Based at least in part on evidence that was found during the execution of a search warrant, the defendant was indicted on various drug and weapons charges. Following a nonevidentiary hearing, a Superior Court judge allowed the defendant's motion to suppress such evidence because of procedural infirmities in the issuance of the warrant. With approval from a single justice of the Supreme Judicial Court, the Commonwealth filed an interlocutory appeal.2 For the reasons set forth here, we vacate the order allowing the motion to suppress and remand for further proceedings.

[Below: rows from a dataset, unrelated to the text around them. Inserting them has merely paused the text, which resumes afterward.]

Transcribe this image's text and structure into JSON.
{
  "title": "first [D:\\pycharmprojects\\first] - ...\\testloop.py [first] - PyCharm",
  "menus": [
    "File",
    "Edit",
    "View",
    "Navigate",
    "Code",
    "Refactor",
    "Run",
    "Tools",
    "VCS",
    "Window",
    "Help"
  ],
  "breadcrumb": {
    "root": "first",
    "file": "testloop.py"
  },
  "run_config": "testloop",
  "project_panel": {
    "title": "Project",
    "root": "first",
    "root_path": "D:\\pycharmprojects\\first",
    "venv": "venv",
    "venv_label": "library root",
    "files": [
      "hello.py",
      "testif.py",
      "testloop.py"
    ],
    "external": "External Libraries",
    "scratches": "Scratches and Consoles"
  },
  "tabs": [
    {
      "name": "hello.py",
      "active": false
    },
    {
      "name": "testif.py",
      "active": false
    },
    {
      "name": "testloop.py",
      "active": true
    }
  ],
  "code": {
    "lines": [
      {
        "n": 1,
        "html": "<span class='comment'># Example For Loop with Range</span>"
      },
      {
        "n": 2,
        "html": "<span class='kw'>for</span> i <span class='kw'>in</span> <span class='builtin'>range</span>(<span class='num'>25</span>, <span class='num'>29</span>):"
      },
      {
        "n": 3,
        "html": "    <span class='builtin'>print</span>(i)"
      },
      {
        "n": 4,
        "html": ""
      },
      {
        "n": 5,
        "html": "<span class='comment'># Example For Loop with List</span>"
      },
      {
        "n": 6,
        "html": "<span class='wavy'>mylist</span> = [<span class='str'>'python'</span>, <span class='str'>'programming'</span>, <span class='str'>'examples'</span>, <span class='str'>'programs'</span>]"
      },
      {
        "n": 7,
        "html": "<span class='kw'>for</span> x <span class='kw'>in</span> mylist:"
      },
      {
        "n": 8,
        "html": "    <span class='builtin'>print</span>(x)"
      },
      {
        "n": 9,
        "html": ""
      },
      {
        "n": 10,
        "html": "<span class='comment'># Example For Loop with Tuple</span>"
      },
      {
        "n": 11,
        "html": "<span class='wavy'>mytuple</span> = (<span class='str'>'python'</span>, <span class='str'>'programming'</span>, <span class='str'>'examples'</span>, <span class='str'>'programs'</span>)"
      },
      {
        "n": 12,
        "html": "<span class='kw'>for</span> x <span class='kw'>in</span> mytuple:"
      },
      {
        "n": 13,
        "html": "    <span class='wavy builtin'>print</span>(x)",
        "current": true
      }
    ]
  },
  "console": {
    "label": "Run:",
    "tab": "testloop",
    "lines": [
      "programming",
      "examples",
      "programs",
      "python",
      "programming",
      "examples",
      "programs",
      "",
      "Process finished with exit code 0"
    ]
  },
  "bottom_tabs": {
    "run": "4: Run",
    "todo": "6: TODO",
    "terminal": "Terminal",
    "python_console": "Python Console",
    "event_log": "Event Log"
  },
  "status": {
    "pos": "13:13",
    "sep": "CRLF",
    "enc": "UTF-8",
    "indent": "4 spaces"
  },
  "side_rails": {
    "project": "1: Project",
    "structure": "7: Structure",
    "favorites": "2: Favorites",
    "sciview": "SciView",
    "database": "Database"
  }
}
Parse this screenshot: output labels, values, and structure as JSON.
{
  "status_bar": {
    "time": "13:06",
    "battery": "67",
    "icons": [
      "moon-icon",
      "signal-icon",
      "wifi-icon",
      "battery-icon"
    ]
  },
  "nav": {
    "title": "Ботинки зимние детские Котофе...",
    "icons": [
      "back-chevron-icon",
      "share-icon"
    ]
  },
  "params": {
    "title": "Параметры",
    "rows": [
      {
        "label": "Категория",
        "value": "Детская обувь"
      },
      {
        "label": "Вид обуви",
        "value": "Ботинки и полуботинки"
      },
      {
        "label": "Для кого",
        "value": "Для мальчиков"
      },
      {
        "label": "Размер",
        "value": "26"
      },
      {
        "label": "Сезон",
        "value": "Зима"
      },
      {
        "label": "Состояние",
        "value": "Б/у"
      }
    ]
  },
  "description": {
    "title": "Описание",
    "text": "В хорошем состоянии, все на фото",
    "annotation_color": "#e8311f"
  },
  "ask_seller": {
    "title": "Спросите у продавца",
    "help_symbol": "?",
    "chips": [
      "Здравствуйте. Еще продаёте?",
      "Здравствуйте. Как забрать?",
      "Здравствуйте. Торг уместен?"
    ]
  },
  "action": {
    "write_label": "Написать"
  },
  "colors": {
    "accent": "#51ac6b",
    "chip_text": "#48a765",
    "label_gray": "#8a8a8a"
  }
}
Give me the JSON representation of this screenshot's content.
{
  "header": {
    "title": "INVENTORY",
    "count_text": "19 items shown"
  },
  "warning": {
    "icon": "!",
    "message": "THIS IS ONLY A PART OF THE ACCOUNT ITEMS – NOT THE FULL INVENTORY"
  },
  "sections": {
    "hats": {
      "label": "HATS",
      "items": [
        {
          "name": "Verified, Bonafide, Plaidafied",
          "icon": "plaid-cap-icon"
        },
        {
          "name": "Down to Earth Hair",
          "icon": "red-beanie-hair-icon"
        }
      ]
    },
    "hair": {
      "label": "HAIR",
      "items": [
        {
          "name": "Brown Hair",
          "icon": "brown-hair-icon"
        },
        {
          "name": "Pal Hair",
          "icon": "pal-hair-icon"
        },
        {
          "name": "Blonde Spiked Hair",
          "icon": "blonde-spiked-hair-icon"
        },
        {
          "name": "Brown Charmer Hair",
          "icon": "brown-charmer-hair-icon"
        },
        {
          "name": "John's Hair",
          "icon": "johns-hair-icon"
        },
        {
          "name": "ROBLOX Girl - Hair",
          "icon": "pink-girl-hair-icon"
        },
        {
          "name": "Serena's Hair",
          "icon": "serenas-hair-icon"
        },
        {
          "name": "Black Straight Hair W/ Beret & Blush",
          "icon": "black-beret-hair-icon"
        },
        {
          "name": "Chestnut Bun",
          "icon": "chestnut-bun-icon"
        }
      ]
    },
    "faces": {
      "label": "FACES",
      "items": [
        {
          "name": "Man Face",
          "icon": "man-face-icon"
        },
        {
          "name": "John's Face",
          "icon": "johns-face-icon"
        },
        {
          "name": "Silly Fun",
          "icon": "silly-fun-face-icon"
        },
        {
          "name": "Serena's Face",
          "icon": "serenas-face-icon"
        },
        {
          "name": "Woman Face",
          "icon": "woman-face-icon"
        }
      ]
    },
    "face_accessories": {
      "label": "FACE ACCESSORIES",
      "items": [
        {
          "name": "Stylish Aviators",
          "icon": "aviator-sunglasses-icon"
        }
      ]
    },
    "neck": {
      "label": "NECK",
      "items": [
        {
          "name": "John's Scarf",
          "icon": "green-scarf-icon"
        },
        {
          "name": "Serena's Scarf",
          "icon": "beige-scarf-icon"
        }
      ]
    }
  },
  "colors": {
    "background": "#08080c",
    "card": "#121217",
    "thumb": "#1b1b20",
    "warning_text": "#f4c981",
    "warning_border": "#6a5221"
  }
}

Background. On July 6, 2017, Trooper Patrick McStay applied for a warrant to search the defendant's residence for evidence that he was engaged in the distribution of illegal firearms and narcotics. Trooper McStay filed that application in District Court using a preprinted form. He signed the form in the prescribed signature block, thereby attesting that he was signing it "under the penalties of perjury." There is a separate signature block on the form for a justice, clerk-magistrate, or assistant clerk to attest that the person executing the application had "sworn and subscribed to [the application] before me." Such an attestation is commonly known as a "jurat." See Di Fruscio v. New Amsterdam Cas. Co., 353 Mass. 360, 361 (1967). An assistant clerk issued the requested warrant but did not sign the jurat on the application.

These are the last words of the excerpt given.